As for your fragility comments, which I forgot to address before -- the third layer adds no more fragility than your 'netting' system. If I you have systems A and B and I have systems A, B, and C, we would have potential 'operational' schemes:

A B
------
X-X System broken
X-O Only trades B
O-X Only trades A
O-O Trades both (with 'netting')

A B C
-------
X-X-X System broken
X-X-O System broken
X-O-X Trades B
X-O-O Trades B
O-X-X Trades A
O-X-O Trades A
O-O-X Trades A and B (with 'netting')
O-O-O Trades A and B and C

(we have 2^3 cases, which you seemed to miss in your post)

So, as you can see, the only difference in overall 'fragility' of the system is no greater than your system. 1/4th is total system failure, 1/4th is trading B only, 1/4th is trading A only. 1/8th is equivalent to your system, and 1/8th is potentially superior (again, depending if system 3 actually works).
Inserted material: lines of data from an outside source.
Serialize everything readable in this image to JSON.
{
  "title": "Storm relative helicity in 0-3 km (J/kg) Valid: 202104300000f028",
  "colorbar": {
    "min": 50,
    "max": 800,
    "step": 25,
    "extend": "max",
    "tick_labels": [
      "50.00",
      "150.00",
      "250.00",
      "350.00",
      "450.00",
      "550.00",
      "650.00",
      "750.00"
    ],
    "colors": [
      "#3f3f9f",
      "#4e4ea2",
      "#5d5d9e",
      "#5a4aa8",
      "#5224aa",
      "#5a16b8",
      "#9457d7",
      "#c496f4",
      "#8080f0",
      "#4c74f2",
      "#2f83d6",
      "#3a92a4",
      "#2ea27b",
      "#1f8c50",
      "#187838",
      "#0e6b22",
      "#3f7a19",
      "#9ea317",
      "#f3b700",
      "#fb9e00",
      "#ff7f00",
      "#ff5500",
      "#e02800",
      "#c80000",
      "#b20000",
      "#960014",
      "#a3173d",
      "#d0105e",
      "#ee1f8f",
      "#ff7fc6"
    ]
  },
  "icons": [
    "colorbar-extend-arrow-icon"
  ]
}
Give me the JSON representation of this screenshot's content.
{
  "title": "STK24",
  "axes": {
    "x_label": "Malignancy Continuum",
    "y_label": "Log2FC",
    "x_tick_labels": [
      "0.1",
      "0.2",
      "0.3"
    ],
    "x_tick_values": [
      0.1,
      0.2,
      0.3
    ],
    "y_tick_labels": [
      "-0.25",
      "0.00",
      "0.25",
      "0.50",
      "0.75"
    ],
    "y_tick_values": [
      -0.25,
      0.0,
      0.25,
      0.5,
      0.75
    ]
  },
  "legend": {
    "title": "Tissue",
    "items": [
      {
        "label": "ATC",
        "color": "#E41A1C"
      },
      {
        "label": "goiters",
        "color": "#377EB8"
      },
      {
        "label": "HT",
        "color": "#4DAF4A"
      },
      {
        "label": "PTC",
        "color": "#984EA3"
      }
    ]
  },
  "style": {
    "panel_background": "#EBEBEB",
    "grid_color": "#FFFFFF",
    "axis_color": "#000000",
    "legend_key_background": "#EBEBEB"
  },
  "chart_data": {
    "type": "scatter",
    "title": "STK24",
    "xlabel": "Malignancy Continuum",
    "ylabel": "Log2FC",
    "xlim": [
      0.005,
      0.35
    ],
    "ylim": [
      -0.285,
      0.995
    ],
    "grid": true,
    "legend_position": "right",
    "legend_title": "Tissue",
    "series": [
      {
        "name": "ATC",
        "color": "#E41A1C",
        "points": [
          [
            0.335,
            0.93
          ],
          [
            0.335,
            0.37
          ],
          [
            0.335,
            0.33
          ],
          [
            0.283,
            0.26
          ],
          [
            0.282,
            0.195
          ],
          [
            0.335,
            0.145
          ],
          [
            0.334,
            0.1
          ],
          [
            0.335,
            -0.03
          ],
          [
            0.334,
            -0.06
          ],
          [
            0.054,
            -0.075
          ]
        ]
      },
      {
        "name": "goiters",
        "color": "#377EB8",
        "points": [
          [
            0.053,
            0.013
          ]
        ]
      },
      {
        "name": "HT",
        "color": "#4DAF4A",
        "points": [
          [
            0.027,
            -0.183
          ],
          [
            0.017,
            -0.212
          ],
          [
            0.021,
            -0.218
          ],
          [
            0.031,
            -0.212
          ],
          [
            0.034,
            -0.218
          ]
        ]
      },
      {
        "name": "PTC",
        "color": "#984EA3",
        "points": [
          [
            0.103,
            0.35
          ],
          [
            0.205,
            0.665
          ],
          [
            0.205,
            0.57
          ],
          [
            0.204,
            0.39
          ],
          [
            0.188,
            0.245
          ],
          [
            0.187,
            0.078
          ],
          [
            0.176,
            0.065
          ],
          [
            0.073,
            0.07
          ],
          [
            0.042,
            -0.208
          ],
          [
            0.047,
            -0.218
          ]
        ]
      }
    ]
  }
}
Anyway -- as I said, I don't actually use a system like this. I just wanted to explore the implications. It seems to be that it would only increase return in the case where you could accurately identify when you receive a signal that invalidates a current trade. If you could do this with great accuracy, then you could increase returns without increasing risk. On the other hand, if you are inaccurate in this procedure, then you are right, TSGannGalt, it would increase risk significantly.

I may never be the smartest guy in the room, so I try to make up for it by doing everything I can to explore and learn. This was just another exercise in determining if there was any benefit to this sort of system. Like most in trading, it is a balance between risk and reward.